Il brusco calo dei bandi pubblici è dettato dalle difficoltà di adeguare i capitolati di gara alla nuova normativa, che è ancora mancante di decreti attuativi e linee guida. Il ministro delle Infrastrutture e dei Trasporti, Graziano Delrio, ha sin da subito voluto rassicurare tutti con la promessa che prima dell’estate saranno pubblicati i decreti attuativi. A tal proposito il presidente di Ance Bari, Beppe Fragasso, esorta ad una riforma normativa portata a termine nel più breve tempo possibile, così da creare “un mercato aperto, pienamente concorrenziale e trasparente”.
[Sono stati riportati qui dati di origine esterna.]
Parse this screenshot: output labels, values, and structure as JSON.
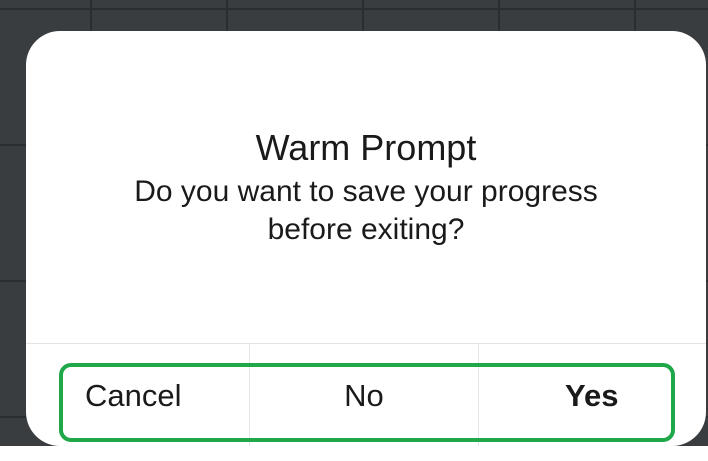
{
  "dialog": {
    "title": "Warm Prompt",
    "message_line1": "Do you want to save your progress",
    "message_line2": "before exiting?",
    "buttons": {
      "cancel": "Cancel",
      "no": "No",
      "yes": "Yes"
    }
  },
  "colors": {
    "highlight": "#1ea84a",
    "backdrop": "#3a3d40",
    "text": "#1a1a1a"
  }
}
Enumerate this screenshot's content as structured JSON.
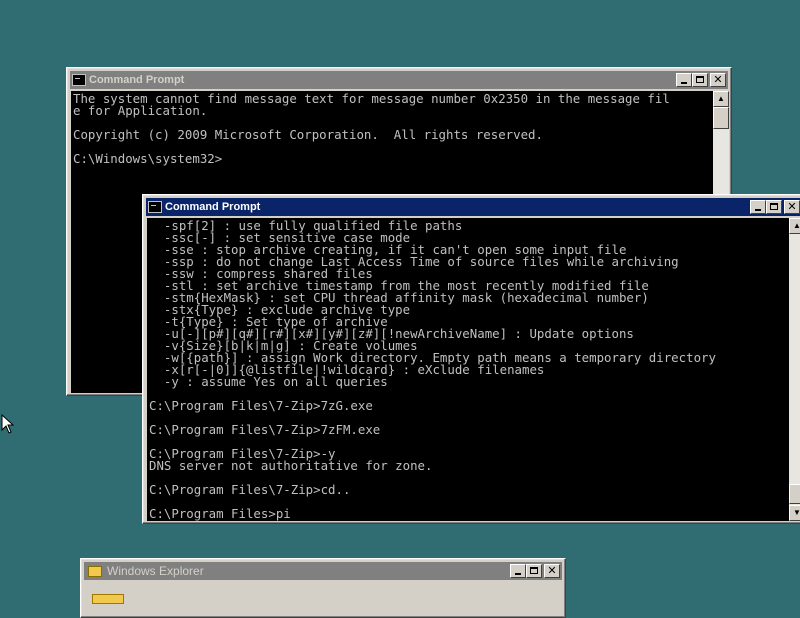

Più duro, invece, il commento del presidente di Ance Lecce, Giampiero Rizzo, secondo il quale “il provvedimento che doveva semplificare le cose” sta ottenendo il risultato di “aggravare una crisi che nel settore delle opere pubbliche perdura da diversi anni”. “Aver sfoltito gli articoli del vecchio Codice – continua Rizzo – non serve a nulla se non accompagnato a una semplificazione complessiva della normativa”.
L’assenza dei decreti attuativi, infatti, non è l’unico ostacolo della nuova normativa. Gli iter risultano essere più appesantiti per i nuovi poteri dati ad Anac, Autorità Nazionale Anticorruzione, con l’obiettivo di arginare la corruzione. Delrio ha affermato che il nuovo codice impone misure straordinarie a fronte della corruzione dilagante, dell’aumento dei costi e della tempistica per realizzare l’opera. Le linee guida di Anac prevedono, la nomina di commissari esterni per gli appalti sopra il milione di euro. Un tetto questo che, insieme a quello del limite del 30% per l’affidamento in subappalto, è una limitazione per le imprese edili che intendono partecipare alle gare.
La norma prevede che l’impresa che si aggiudica l’appalto deve essere in grado di eseguire in prima persona il 70% dei lavori. Secondo i sindacati e le associazioni di categoria, in una economia basata in gran parte sulla piccola media impresa, questo tetto favorisce le grandi imprese.
È su questi temi che si è svolto oggi, martedì 7 giugno, il convegno “La nuova disciplina sugli appalti pubblici: opportunità per le imprese e per il territorio” organizzato da Ance Bari e Bat, con l’obiettivo di fornire strumenti utili a tecnici e amministrativi interessati alla questione.